Oct 17, 2006 21:59
Well so the past two days have basically been wasted away because I have a lack of motivation to do anything at this point. I was home for a few days and I thought that would help charge my batteries and get me back in the swing of things again but I still have nothing not even an ounce of motivation. i have not felt this way the whole time that I have been back at school. Im not sure if its the fact that I have all this stuff coming up and I know that or if I am just being lazy! I wish that I could wake up in the morning and know that I am going to want to get something done! I know that I will do something tomorrow because I have a few test coming up but at this point I am just doing it becuase I have to not because I am actually wanting to do it. It is midterm and I know that I am doing fine in school and that there is not much time left for the semester before we have a few weeks off but I cant be in this slump forever. I hope that after homecoming which is this weekend I will be ready to start rolling again.

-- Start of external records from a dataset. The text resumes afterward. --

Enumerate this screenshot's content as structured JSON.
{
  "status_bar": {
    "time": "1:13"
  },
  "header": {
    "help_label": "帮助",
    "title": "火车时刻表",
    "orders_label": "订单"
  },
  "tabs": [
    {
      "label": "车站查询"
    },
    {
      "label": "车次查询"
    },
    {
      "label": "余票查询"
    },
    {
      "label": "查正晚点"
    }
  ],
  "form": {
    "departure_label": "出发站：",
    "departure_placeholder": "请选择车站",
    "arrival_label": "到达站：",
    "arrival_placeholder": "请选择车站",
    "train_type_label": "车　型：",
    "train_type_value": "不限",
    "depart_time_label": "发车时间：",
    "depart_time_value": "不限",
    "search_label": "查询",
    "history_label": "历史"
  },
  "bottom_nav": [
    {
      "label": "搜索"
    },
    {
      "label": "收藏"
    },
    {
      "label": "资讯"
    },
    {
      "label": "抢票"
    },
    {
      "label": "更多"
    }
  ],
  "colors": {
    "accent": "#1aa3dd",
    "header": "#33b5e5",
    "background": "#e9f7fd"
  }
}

As for everything else in life it has been a little crazy around here. I have a friend who went through a really bad break up last week and that was hard to watch her go through that. She did the right thing and he jsut could not handle that and I feel really bad for her at this point. Anytime that you go through something like that it is hard. My roommate loss a few members of her family in a tragic car accident so that was a bad week also. So sleep around here has been a little lack there of. Maybe that has to do with my no motivation.

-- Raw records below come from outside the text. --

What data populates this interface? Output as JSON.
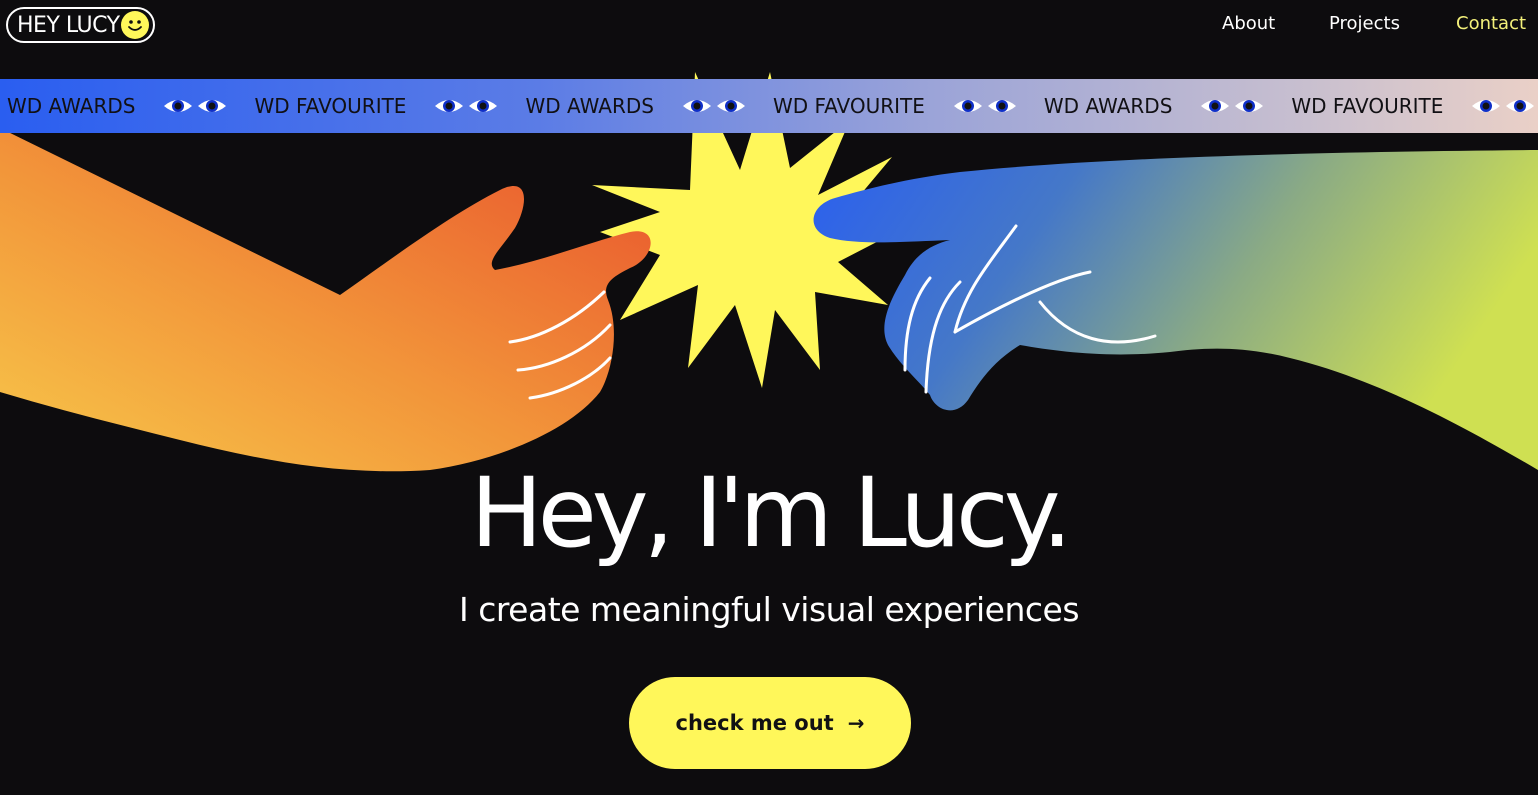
{
  "header": {
    "logo_text": "HEY LUCY",
    "logo_icon": "smiley-face-icon",
    "nav": [
      {
        "label": "About"
      },
      {
        "label": "Projects"
      },
      {
        "label": "Contact",
        "active": true
      }
    ]
  },
  "marquee": {
    "items": [
      "WD AWARDS",
      "WD FAVOURITE",
      "WD AWARDS",
      "WD FAVOURITE",
      "WD AWARDS",
      "WD FAVOURITE"
    ],
    "separator_icon": "eyes-icon"
  },
  "hero": {
    "title": "Hey, I'm Lucy.",
    "subtitle": "I create meaningful visual experiences",
    "cta_label": "check me out",
    "cta_arrow": "→"
  },
  "colors": {
    "background": "#0d0c0e",
    "accent_yellow": "#fff75a",
    "contact_link": "#f3f07a",
    "orange_hand": "#f08a2e",
    "blue_hand": "#2f5fe0",
    "lime_arm": "#c8e05a"
  }
}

In my own little crazy world, Jeremy and I have decide to try and talk things out and see if we can fix what went wrong in our relationship. I want to fix it Im just not sure if he can actually handle me being here for another 3 semesters. It would be a big trust thing and Im not so sure that we are quite there yet. It will be a slow process regardless of what happens at this point. The big issue is that I know that there will be no changing his mom and that will be hard to live with. Well its like I told him this is about him and I not our families so hopefully he listened to that. Other than that nothing else is going on at this point.